Но Ванька не слышит меня… прикурив, он идет дальше… Только перед тем, как завернуть за угол, он слегка оборачивается, и, над эбонитовыми баррикадами озверелого мяса, в последний миг, что я стою на земле, я вижу: он не похож на Ваньку, он не похож на Ваньку, а меня уже валят, меня повалили, мне заломили руки, меня уже избивают, то есть отвлекают от важной мысли: разве я не помню, Ванька, что новые русские гангстеры сделали тебе пластическую операцию?.. а иначе – зачем они тебя украли? И, главное: разве я не помню, как ты оборотничал, Ванька, даже вне своей воли, как ты становился огромным, а потом вдруг, резко, маленьким, как с непривычки падали в обморок женщины, как отступались от тебя менты, так что уж на такой-то мякине, Ванька, ты меня не проведешь, меня можно сбить ногами на землю, вот как сейчас, но сбить с толку оборотническим твоим обличьем – одним из бессчетного множества твоих обличий – нет, Ваня, ты меня этим уже не собьешь, кстати, я почему-то почти не ощущаю ударов, мне уже не надо тратить мысли на боль, правда, я еще вижу ноги, они мелькают-мелькают-мелькают, черные, на фоне синего неба, на фоне синего неба, да-да, неба, пора покинуть скучный брег мне неприязненной стихии… стихии… стихии… и средь полуденных зыбей, под небом Африки моей, вздыхать о сумрачной… вздыхать о сумрачной… как же там было?
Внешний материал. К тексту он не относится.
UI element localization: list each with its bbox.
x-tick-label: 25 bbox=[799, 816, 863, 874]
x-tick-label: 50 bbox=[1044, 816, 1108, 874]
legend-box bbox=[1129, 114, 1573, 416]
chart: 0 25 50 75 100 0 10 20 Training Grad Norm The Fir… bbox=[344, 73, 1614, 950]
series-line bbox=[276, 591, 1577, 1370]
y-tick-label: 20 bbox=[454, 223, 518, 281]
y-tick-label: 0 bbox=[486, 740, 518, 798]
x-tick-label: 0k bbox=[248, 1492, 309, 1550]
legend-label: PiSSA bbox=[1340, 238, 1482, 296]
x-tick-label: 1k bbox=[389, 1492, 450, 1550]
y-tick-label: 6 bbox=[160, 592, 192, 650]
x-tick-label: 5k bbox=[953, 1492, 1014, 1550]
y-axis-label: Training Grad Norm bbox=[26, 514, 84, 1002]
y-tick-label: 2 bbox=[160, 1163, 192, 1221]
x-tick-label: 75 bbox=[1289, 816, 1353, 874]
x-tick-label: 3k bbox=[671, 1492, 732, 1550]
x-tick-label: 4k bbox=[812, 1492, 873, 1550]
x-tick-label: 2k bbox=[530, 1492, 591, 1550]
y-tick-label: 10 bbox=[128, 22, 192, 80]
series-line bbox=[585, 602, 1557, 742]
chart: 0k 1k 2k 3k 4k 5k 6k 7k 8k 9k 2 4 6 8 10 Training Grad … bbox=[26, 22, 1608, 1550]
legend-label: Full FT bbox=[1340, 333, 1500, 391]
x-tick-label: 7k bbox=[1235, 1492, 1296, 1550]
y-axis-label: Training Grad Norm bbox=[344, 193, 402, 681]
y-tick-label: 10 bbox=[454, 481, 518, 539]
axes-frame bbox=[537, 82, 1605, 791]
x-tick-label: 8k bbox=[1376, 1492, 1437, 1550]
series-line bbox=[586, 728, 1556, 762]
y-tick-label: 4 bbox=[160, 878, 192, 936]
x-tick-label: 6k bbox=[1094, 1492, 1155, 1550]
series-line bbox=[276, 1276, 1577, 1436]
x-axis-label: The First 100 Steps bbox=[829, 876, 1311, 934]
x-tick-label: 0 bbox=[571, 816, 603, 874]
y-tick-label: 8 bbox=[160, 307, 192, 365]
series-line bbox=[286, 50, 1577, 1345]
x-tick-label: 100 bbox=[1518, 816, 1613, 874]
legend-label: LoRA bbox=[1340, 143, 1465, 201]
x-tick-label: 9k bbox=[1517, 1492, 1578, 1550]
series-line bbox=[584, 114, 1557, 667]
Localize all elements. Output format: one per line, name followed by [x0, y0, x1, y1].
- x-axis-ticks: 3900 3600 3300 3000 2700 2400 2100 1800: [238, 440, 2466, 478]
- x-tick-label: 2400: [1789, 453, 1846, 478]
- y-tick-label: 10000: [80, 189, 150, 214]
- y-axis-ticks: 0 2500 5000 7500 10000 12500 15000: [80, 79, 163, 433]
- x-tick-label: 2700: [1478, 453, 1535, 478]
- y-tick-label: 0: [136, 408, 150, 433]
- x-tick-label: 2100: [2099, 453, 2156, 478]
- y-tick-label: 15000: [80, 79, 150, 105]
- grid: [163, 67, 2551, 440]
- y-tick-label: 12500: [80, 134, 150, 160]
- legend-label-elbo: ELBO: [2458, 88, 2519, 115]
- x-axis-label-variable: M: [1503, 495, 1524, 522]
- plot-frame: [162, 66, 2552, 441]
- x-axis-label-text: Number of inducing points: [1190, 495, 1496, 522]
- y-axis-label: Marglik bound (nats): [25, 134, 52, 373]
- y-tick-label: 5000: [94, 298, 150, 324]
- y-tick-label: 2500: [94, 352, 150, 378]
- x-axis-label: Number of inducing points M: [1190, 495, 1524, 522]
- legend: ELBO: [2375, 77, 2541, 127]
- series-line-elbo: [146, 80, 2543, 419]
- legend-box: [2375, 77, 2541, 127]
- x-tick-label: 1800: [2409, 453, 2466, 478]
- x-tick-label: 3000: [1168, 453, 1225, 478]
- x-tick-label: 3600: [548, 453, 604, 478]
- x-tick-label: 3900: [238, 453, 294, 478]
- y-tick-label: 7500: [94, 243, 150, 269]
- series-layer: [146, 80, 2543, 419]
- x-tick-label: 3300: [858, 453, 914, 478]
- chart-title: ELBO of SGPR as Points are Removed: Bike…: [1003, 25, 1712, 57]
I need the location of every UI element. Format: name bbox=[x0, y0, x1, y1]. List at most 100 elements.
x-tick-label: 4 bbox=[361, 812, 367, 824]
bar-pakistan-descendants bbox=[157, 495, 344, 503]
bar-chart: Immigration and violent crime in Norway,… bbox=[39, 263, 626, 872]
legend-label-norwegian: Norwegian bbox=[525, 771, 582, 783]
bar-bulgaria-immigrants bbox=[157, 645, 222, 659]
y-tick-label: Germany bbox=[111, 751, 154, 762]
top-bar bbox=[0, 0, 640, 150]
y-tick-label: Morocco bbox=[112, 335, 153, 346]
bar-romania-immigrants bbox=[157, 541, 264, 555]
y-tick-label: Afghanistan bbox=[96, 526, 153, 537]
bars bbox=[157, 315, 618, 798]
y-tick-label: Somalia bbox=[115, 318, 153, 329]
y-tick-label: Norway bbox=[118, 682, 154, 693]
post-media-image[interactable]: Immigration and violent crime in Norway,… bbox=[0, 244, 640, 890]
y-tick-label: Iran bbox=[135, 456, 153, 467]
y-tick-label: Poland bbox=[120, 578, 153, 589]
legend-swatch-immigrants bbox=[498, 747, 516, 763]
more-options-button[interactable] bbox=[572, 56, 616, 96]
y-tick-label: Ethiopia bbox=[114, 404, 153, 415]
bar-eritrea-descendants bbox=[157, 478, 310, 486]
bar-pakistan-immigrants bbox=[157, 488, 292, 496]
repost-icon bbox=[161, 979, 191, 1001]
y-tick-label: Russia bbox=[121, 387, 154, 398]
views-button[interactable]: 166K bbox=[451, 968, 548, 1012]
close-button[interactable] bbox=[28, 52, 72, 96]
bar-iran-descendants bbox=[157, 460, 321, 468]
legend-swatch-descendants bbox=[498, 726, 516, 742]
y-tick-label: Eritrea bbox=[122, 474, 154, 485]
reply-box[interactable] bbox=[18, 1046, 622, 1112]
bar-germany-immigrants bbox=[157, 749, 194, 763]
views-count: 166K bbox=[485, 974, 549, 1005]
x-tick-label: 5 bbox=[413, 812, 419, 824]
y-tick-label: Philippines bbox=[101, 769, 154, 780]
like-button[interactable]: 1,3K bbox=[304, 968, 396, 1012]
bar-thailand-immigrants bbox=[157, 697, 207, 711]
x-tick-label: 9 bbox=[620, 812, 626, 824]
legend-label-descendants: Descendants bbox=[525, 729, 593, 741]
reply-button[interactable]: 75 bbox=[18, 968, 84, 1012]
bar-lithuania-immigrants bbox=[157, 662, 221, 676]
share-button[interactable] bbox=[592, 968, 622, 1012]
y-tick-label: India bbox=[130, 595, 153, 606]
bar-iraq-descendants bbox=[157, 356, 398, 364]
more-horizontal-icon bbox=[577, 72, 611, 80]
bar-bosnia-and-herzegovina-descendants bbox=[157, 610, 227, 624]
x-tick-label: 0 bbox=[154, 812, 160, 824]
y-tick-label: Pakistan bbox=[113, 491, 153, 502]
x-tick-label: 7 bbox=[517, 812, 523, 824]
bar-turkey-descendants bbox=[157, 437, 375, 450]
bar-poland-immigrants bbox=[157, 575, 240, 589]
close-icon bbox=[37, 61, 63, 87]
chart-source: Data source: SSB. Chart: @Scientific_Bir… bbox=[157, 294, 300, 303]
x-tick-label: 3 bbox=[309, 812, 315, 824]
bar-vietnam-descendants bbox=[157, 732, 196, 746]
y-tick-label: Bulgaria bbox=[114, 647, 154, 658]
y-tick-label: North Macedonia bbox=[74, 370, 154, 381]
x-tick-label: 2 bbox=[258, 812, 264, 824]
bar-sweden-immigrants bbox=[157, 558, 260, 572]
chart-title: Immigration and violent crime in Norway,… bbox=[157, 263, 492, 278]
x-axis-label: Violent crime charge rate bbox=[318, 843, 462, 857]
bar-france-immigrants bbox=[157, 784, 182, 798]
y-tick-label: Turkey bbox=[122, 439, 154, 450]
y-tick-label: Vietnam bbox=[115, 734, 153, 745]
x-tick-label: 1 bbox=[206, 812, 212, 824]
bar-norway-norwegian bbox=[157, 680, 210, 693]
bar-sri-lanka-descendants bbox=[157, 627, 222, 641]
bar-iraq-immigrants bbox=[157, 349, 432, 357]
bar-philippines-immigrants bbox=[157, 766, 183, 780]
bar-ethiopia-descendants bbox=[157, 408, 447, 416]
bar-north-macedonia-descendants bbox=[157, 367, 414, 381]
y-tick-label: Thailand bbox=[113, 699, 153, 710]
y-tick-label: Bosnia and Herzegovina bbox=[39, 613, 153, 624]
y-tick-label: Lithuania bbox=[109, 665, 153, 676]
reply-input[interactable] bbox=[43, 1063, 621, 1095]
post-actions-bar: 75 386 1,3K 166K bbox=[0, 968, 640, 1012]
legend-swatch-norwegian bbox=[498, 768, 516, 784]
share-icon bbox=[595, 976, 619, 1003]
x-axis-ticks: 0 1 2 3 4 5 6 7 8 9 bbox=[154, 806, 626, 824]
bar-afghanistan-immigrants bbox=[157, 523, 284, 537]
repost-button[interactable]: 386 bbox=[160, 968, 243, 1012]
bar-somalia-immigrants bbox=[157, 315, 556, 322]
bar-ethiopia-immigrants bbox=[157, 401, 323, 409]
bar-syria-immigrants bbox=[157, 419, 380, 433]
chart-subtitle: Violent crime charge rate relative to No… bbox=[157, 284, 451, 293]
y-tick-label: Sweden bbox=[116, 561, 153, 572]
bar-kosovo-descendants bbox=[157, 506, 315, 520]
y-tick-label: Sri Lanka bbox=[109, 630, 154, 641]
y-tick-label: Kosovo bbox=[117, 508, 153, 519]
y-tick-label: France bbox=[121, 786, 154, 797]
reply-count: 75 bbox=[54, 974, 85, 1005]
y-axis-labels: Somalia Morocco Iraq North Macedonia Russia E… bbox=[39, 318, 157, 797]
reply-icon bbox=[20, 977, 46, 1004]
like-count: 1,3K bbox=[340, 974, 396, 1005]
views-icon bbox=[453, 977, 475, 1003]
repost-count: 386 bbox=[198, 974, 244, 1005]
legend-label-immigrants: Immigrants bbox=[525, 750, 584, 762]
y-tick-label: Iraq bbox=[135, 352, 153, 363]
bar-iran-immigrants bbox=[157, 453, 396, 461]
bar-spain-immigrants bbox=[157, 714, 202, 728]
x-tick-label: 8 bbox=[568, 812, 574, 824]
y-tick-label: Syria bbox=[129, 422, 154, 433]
О сумрачной… Ноги безостановочно молотят того, кому ты говорил, негр стал белым как мел и наклал в штаны, они обрабатывают его подробно, добросовестно, как тогда, в Столице, за мусорными контейнерами, странно, что боли уже совсем нет и словно бы нету тела, а есть только ясное знание, которое я тебе сейчас выложу, Ванька: знаешь, а я ведь это сразу понял, еще тогда, когда впервые услышал тебя, ну да, когда впервые вобрал в себя твою речь, я ведь уже тогда, с самого начала, знал, что ты не отпустишь меня вовек, что мы навсегда вместе.